The Ministry of Truth apparently put the original post into the memory hole. But they left a copy of the relevant part quoted in a later post:

One of the very few split decisions I recall from my Board days would fall under the “CoC” label today. It was about kicking a package off of PyPI, because its docs repeatedly used a word that Dan Akroyd used to apply to Jane Curtin (brilliant comic actors from America’s “Saturday Night Live” TV show, but back in the days when it was genuinely funny :wink:).

Of course Dan’s line was “Jane, you ignorant slut!”. The name of the Python package was slut.py.

Note that I never said the skit was funny. I said the show was funny, to help date it. Even then, the “wink” was a telegraphic clue about a larger digression that wasn’t worth typing out: the meaning of “genuinely funny” is subjective. But it’s a fact that the Akroyd/Curtin days are widely viewed as being SNL’s “Golden Years”.

Neither did I say, or imply, that SNL was funny because it used the word “slut”.

And I said it was an American show as a clue to many international readers (especially European) that they’d probably find it as inoffensive as applesauce. In many other cultures, “slut” has no “shock value” at all - they routinely hear far harsher on their mainstream TV channels.

SNL was in fact irrelevant to the point. It was merely a way to let people know which word I had in mind, without actually using the word, which word I knew made some people uncomfortable. So, ya, more of my crimes involve convolutions to avoid giving offense. I may have mentioned before that it’s impossible to “win” this stupid game :wink:.

And why was it important that people know the word in question? Because I want to be explicit when I’m talking: plain and clear. I’m not a bureaucrat or a politician. “Explicit is better than implicit.”

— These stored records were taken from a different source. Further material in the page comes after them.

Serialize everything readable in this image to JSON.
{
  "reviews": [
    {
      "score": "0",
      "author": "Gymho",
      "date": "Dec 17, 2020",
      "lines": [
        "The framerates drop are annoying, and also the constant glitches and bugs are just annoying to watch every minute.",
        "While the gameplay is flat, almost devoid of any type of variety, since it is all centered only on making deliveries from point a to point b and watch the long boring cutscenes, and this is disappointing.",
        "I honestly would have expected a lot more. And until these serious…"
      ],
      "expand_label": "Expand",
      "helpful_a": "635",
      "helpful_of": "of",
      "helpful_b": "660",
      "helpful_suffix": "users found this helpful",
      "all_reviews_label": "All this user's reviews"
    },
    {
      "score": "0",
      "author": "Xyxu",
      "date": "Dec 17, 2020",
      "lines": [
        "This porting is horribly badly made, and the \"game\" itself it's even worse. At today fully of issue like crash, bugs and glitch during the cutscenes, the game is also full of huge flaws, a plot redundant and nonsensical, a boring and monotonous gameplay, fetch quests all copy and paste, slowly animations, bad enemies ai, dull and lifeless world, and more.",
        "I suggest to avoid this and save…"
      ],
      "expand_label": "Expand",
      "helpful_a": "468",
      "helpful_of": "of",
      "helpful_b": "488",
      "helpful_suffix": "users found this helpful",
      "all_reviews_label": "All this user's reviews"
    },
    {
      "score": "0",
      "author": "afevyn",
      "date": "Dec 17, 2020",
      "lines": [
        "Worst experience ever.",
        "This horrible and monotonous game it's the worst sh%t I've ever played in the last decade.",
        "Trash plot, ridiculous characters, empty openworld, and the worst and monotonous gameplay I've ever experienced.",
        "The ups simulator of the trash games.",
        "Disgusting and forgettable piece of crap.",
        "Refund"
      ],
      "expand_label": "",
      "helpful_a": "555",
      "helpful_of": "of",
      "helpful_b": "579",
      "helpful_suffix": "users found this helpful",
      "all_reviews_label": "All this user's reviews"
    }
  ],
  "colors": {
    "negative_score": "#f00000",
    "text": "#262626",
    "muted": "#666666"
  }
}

In context we were talking about how high a bar the Board should have to leap to vote out a Fellow. I was arguing for a unanimous vote, which the Board almost always achieved in my years on it. But, while people in general can’t think their way out of a sheet of wet tissue paper without knee-jerk confirmation bias “thinking” for them, here I was presenting evidence contrary to my position. Why? Because I want to be fair.

This was one of the very earliest CoC enforcement actions, and I was on the Board at the time, and the vote was as close as possible to being tied. It was evidence of that maybe “unanimous” was too high a bar for a major CoC decision. In the slut.py case, the issue was about as minor as possible (nobody actually cared about the package - not even its author replied to questions about it).

As to SNL: yes, while I never said so, I did think the recurring Curtin/Akroyd Point/Counterpoint segments were comedy gold. Brilliant comic writing, brilliantly delivered by Curtin and Akroyd. Akroyd’s “Jane, you ignorant slut!” catchphrase was a tiny part of it, no more or less funny than Curtin’s “Dan, you pompous ass!” and “Dan, you miserable failure!” catchphrases.

It was hilarious parody of the “60 Minutes” recurring Point/Counterpoint segments. It was also a major accomplishment for comediennes: Curtin’s recurring role in this segment ensured her steady work in an extremely competitive environment, playing an intelligent character. Not a bimbo, airhead, scold, or passive victim. Major props to her and Akroyd.